The most contentious issue between the United States and Great Britain in this period was impressment – the capture of suspected British deserters serving on American sailing vessels. Perhaps as many as 5,000 men were seized during the war. Wood writes that the British practice was humiliating and smacked of neo-colonialism. It was “the rawest and most contentious issue” dividing the two countries and was “a glaring example of America’s lack of independence as a nation.”

According to Wood, the War of 1812 was the “strangest,” “most important,” and “most unpopular” war in American history.” The country was completely unprepared for this completely unnecessary war. In 1812 the army had fewer than seven thousand regular soldiers. The navy was comprised of only sixteen vessels. Meanwhile, the British Army had nearly a quarter million battle-hardened troops, while the vaunted Royal Navy, the most powerful naval force in the world, was comprised over six hundred ships in active service. “From beginning to end,” Wood writes, “the war seemed as ludicrous as its diminutive commander-in-chief.” The conflict was a deeply and divisive partisan struggle. The vote on the declaration of war was the closest in American history. Ironically, it was Jefferson’s Republican Party – the party most ideologically opposed to war, taxes, debt, and executive power – that dragged a reluctant country into war. Republicans in Congress consistently voted down measures to expand the army and navy or impose critical internal taxes while simultaneously voting to go to war. By 1814 the country was bankrupt and had defaulted on its national debt obligations. Exports had plummeted to $7 million while imports, a critical source of tax revenue, had sunk to less than $13 million (in 1807 the figures had been $108 million and $138 million, respectively). As disastrous as the war had gone, Wood says that Madison remained remarkable sanguine about events. “It was a Republican war that Madison sought to wage in a republican fashion,” according to Wood. That is, without an expensive build up in European-style monarchical state power.

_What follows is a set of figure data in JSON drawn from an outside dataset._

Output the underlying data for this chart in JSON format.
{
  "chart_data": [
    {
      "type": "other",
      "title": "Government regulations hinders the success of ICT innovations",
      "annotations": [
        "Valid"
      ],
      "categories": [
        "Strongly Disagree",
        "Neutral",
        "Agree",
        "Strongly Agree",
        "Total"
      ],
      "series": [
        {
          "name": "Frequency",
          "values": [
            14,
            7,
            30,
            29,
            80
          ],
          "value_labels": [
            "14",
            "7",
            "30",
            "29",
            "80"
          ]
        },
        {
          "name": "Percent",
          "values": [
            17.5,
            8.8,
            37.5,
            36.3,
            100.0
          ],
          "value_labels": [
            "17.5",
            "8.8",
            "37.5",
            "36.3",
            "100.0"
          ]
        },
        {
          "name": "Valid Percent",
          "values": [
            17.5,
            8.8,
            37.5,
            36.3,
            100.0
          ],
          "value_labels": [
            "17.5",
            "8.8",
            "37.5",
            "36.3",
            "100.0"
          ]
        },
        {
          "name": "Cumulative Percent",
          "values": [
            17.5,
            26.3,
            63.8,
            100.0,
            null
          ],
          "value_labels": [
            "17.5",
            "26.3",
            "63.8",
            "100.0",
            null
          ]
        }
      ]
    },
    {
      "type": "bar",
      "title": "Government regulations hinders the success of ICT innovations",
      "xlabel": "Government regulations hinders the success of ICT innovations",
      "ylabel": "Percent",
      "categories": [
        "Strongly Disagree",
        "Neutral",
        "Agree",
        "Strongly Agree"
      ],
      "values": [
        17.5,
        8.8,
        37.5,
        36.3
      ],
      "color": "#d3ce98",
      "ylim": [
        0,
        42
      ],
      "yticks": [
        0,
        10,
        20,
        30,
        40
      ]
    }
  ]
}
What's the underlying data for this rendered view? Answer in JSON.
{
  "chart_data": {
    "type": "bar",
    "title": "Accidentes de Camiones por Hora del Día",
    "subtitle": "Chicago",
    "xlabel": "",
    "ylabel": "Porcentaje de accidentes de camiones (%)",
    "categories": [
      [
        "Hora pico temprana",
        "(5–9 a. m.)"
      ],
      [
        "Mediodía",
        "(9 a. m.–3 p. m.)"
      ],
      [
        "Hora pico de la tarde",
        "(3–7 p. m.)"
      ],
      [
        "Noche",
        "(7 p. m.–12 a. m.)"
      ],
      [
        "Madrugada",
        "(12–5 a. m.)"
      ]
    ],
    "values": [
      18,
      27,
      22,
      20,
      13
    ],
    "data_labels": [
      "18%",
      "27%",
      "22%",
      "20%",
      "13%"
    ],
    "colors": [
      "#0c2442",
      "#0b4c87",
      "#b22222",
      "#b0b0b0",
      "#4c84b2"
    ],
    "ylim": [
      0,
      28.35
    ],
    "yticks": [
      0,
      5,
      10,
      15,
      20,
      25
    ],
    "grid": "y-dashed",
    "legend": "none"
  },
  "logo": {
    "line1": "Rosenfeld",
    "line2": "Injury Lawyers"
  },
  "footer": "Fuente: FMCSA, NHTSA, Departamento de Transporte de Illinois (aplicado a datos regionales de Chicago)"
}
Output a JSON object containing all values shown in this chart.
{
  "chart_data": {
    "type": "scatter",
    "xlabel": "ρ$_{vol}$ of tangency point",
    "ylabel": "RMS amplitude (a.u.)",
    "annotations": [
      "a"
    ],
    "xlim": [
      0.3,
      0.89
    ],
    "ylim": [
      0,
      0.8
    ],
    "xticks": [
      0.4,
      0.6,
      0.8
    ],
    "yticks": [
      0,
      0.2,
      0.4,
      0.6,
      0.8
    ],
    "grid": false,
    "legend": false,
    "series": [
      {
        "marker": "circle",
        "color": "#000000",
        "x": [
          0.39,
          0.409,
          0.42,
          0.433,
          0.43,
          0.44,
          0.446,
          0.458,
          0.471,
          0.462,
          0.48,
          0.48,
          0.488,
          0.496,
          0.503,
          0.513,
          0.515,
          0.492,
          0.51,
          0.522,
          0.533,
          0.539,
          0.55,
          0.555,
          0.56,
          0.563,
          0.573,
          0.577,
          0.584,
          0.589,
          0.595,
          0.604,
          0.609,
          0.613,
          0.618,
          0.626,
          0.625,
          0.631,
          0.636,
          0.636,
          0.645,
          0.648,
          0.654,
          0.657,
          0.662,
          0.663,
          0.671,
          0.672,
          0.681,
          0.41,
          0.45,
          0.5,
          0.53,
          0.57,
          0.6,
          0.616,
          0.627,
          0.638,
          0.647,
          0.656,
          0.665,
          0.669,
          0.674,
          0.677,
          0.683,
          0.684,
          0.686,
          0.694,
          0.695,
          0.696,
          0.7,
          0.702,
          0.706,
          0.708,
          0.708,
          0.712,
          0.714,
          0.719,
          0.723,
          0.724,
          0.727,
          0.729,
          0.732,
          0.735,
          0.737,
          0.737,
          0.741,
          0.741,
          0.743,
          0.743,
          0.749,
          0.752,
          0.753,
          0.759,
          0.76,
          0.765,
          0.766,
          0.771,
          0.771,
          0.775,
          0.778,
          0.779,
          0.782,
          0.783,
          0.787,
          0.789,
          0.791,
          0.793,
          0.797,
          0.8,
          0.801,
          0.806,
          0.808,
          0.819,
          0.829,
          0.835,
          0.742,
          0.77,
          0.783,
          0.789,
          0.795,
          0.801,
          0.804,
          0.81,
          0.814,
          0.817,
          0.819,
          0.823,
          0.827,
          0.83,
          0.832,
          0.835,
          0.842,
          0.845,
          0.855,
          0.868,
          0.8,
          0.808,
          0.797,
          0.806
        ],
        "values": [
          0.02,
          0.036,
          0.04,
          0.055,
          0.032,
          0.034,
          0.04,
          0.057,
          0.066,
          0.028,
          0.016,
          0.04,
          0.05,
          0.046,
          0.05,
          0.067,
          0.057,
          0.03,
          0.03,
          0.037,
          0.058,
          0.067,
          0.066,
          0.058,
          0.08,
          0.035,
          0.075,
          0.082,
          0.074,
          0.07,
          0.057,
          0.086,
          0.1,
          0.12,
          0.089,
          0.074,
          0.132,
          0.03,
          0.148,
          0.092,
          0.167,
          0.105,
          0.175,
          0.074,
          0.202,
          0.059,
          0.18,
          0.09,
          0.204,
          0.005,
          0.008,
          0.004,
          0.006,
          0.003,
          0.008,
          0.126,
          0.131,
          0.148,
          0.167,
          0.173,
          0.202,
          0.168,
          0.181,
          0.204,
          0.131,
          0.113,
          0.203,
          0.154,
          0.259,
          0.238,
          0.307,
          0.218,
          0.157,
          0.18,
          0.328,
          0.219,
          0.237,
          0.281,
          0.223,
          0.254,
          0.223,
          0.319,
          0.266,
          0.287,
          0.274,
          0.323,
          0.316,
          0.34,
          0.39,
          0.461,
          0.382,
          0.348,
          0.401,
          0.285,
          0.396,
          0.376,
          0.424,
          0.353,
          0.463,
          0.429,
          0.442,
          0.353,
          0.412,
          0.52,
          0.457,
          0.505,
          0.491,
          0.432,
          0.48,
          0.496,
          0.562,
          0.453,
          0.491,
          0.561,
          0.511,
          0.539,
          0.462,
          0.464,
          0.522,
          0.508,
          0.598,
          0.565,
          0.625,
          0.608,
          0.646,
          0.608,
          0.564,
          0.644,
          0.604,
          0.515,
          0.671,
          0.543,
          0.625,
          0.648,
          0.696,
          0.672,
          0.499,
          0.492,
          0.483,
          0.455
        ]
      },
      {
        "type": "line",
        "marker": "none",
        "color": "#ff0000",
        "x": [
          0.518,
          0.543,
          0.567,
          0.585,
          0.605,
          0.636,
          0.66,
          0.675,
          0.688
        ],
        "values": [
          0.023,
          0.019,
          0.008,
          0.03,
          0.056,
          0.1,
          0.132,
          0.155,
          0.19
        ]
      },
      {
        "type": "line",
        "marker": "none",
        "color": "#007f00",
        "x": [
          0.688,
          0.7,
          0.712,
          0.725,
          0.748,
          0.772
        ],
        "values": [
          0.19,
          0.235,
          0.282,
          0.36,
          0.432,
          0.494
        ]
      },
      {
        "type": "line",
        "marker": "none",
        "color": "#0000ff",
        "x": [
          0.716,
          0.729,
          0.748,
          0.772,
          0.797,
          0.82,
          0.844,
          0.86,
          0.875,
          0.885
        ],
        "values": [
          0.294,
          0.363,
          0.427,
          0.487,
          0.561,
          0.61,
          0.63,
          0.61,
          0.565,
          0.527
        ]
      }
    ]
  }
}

The war ended without the British addressing any of the issues of neutral rights or impressment that had caused the conflict. Wood says that the war simultaneously settled nothing and everything. Although the ostensible causes of the war were never mentioned, the United States successfully preserved and defended its independence, sovereignty, and its grand revolutionary experiment in limited republican government. For as awful as the war went for the Americans, it is worth noting that today fifty-seven towns and counties throughout the United States are named after the war’s chief architect, James Madison, more than any other president.

“Empire of Liberty” is a remarkable book. It’s incredibly informative, highly detailed, and delightfully readable.